Species of flowering plant

Calytrix arborescens is a species of flowering plant in the myrtle family Myrtaceae and is endemic to the Northern Territory. It is a shrub or tree with egg-shaped leaves and clusters of white flowers with 45 to 60 white stamens in 2 rows.

==Description==
Calytrix arborescens is a shrub or tree that typically grows to a height of up to 7 m, and has overlapping egg-shaped leaves, broadly triangular in cross-section, 1–2 mm long, 0.75–1.0 mm wide and sessile. There is a stipules up to 0.2 mm long at the base of the leaves. The flowers are arranged singly in leaf axils, the floral tube is a tapering cylinder with 10 ribs and 5–9 mm long. The sepals are joined at the base, 3.5–5.0 mm long and 1.5–2.0 mm wide with a pointed awn. The petals are white, narrowly lance-shaped, 5.0–7.25 mm long and 2.25–2.75 mm wide and there are about 50 to 60 white stamens in 2 rows.

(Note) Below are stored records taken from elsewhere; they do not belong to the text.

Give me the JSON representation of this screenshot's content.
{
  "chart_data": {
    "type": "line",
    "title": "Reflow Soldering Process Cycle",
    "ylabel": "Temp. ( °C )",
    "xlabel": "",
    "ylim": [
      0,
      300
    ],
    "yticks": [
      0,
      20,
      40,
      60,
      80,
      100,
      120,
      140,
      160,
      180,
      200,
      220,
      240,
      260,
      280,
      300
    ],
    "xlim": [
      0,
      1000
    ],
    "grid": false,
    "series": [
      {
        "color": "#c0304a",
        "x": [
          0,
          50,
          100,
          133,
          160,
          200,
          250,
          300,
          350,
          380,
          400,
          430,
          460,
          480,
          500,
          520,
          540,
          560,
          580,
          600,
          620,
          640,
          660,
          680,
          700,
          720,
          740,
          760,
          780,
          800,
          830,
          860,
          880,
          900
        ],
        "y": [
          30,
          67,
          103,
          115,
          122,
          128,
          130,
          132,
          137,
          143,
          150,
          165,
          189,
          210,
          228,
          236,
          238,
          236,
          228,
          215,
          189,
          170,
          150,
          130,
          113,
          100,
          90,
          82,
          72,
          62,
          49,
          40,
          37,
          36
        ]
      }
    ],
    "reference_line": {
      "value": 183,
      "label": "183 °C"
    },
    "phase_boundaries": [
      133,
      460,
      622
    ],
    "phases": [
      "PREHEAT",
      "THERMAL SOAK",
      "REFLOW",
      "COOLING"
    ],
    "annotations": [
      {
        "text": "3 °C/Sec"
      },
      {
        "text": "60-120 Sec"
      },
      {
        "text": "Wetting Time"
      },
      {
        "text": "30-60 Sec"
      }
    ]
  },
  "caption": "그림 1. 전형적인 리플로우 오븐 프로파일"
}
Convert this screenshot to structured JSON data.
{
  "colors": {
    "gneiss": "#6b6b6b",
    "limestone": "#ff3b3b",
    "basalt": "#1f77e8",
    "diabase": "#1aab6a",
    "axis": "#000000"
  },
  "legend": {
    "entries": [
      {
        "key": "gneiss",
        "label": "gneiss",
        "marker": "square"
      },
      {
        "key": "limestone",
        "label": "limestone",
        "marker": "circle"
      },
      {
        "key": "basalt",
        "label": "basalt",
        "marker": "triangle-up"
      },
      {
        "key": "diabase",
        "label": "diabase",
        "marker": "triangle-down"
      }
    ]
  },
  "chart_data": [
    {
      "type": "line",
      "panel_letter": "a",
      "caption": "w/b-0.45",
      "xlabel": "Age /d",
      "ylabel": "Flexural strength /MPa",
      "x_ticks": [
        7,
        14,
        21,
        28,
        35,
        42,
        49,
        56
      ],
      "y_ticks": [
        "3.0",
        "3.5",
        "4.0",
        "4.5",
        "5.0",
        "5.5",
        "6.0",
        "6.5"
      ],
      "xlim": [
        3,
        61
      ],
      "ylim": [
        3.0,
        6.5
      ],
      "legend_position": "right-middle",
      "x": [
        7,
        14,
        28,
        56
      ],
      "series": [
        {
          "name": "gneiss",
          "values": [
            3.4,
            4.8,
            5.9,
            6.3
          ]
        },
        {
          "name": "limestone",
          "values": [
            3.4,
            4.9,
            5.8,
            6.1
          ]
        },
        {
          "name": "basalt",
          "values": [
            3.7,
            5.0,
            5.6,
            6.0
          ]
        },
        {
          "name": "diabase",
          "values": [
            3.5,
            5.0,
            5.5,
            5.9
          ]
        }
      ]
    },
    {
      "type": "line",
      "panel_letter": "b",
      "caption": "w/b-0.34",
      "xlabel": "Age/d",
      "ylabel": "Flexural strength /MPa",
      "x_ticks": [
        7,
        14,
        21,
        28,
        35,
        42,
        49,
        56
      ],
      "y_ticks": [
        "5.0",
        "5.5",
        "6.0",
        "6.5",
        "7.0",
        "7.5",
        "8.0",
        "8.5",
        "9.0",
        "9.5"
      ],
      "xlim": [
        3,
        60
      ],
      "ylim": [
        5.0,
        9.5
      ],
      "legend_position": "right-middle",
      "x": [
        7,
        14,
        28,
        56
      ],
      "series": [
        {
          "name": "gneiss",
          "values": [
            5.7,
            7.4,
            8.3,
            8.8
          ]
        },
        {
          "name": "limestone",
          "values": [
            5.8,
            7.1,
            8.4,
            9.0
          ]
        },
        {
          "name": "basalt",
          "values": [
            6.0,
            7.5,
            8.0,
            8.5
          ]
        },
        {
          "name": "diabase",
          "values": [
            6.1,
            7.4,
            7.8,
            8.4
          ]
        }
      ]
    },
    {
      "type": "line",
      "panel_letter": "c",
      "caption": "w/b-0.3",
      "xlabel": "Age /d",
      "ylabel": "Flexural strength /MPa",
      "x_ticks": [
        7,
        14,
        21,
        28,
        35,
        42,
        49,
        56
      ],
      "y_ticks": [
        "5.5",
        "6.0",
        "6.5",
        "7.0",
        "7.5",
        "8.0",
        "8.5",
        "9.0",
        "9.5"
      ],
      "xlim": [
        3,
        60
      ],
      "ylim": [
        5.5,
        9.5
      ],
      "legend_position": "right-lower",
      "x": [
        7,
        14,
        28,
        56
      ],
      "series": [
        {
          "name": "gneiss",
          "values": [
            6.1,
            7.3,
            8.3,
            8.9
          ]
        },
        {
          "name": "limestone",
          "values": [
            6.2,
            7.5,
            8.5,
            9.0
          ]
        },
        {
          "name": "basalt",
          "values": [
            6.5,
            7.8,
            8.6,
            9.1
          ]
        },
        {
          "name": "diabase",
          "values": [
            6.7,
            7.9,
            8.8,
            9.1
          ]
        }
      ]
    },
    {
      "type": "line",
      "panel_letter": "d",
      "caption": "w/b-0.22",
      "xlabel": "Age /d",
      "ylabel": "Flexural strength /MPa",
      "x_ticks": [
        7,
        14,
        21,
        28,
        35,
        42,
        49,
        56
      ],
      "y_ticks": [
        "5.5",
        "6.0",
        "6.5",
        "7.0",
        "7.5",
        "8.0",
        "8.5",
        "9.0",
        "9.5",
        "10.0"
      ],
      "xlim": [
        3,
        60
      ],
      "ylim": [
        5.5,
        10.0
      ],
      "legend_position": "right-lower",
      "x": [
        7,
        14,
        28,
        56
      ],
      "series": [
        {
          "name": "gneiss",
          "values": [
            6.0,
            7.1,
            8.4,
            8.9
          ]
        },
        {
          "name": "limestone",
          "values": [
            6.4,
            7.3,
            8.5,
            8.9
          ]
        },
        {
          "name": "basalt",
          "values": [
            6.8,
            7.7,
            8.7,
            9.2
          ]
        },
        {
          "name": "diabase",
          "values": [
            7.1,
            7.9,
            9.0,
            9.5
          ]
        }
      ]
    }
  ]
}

Flowering occurs between June and October.

==Taxonomy==
Calytrix arborescens was first formally described in 1859 by Ferdinand von Mueller who gave it the name Calycothrix arborescens in the Transactions of the Philosophical Institute of Victoria from specimens collected "in arid bushy plains" near the headwaters of the Roper and Limmen Bight Rivers. In 1867, George Bentham transferred the species to Calytrix as C. arborescens in his Flora Australiensis. The specific epithet (arborescens) means "becoming tree-like".

==Distribution and habitat==
This starflower grows on white sand on sandy alluvial flats and in woodland and heathy scrub on sandstone in the Arnhem Coast, Arnhem Plateau, Daly Basin, Darwin Coastal, Gulf Fall and Uplands, Pine Creek and Tiwi Cobourg bioregions in the north of the Northern Territory.